I’ve configured the world lit course as an exploration (I just typed and corrected “sexploration”) of modernity, so we discuss Freud as an instance of what Paul Ricoeur called the “hermeneutics of suspicion,” a critical analysis that takes nothing at face value (see also Marx, Nietzche). And I situate Freud in a long Western tradition of critical suspicion going back to Plato. For me Freud is a kind of ne0-Platonist who proposes that, instead of your being saved by a philosopher who shows you that the shadows on the wall of the cave are not real, you are saved from the psychic unreal by the psychoanalyst (who guides you out of the cave of your neuroses).

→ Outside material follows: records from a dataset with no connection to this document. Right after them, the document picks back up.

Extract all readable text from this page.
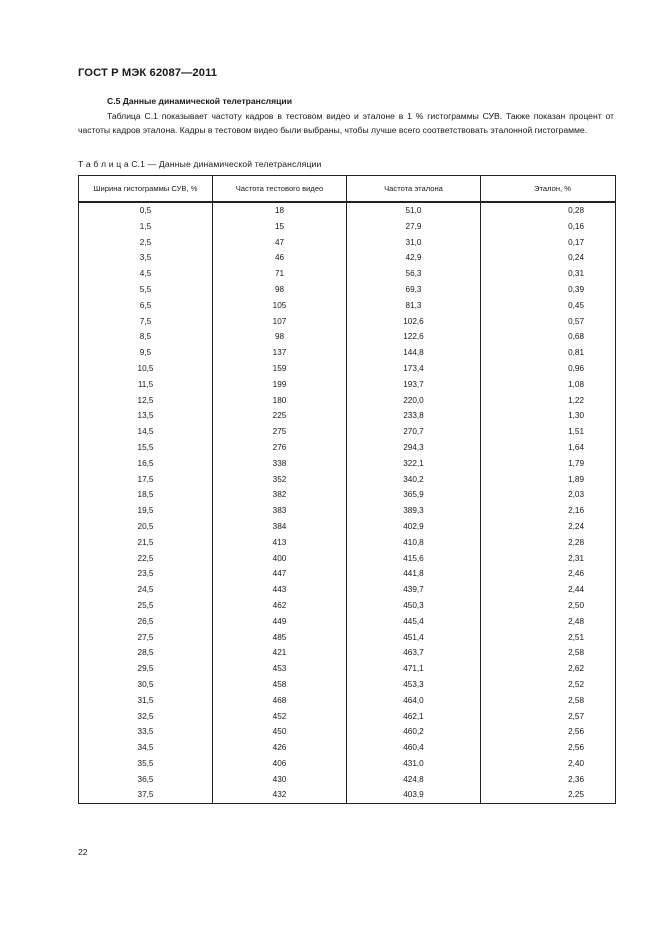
ГОСТ Р МЭК 62087—2011
C.5 Данные динамической телетрансляции
Таблица C.1 показывает частоту кадров в тестовом видео и эталоне в 1 % гистограммы СУВ. Также показан процент от частоты кадров эталона. Кадры в тестовом видео были выбраны, чтобы лучше всего соответствовать эталонной гистограмме.
Т а б л и ц а C.1 — Данные динамической телетрансляции
Ширина гистограммы СУВ, %	Частота тестового видео	Частота эталона	Эталон, %
0,5	18	51,0	0,28
1,5	15	27,9	0,16
2,5	47	31,0	0,17
3,5	46	42,9	0,24
4,5	71	56,3	0,31
5,5	98	69,3	0,39
6,5	105	81,3	0,45
7,5	107	102,6	0,57
8,5	98	122,6	0,68
9,5	137	144,8	0,81
10,5	159	173,4	0,96
11,5	199	193,7	1,08
12,5	180	220,0	1,22
13,5	225	233,8	1,30
14,5	275	270,7	1,51
15,5	276	294,3	1,64
16,5	338	322,1	1,79
17,5	352	340,2	1,89
18,5	382	365,9	2,03
19,5	383	389,3	2,16
20,5	384	402,9	2,24
21,5	413	410,8	2,28
22,5	400	415,6	2,31
23,5	447	441,8	2,46
24,5	443	439,7	2,44
25,5	462	450,3	2,50
26,5	449	445,4	2,48
27,5	485	451,4	2,51
28,5	421	463,7	2,58
29,5	453	471,1	2,62
30,5	458	453,3	2,52
31,5	468	464,0	2,58
32,5	452	462,1	2,57
33,5	450	460,2	2,56
34,5	426	460,4	2,56
35,5	406	431,0	2,40
36,5	430	424,8	2,36
37,5	432	403,9	2,25
22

I used Spitzer as an exemplar of the conflicting desires and the competing parts of the Self posited by Freud. Spitzer’s Super-Ego losing control over his Id. But Spitzer is also exemplary of that Freudian concept of “reaction formation”: Methinks the laddy doth protest too much. We most vigorously and publicly condemn those messy recesses of our own secret selves. So it doesn’t surprise me to see in today’s New York Times, a headline reading “A Leader Recalled as Focused but Unable to Bend.” What did we expect from a crusader on behalf of financial and sexual rectitude?

Sometimes there’s little difference between being rigid and being turgid.

The trick is not to let the hermeneutics of suspicion descend into cynicism.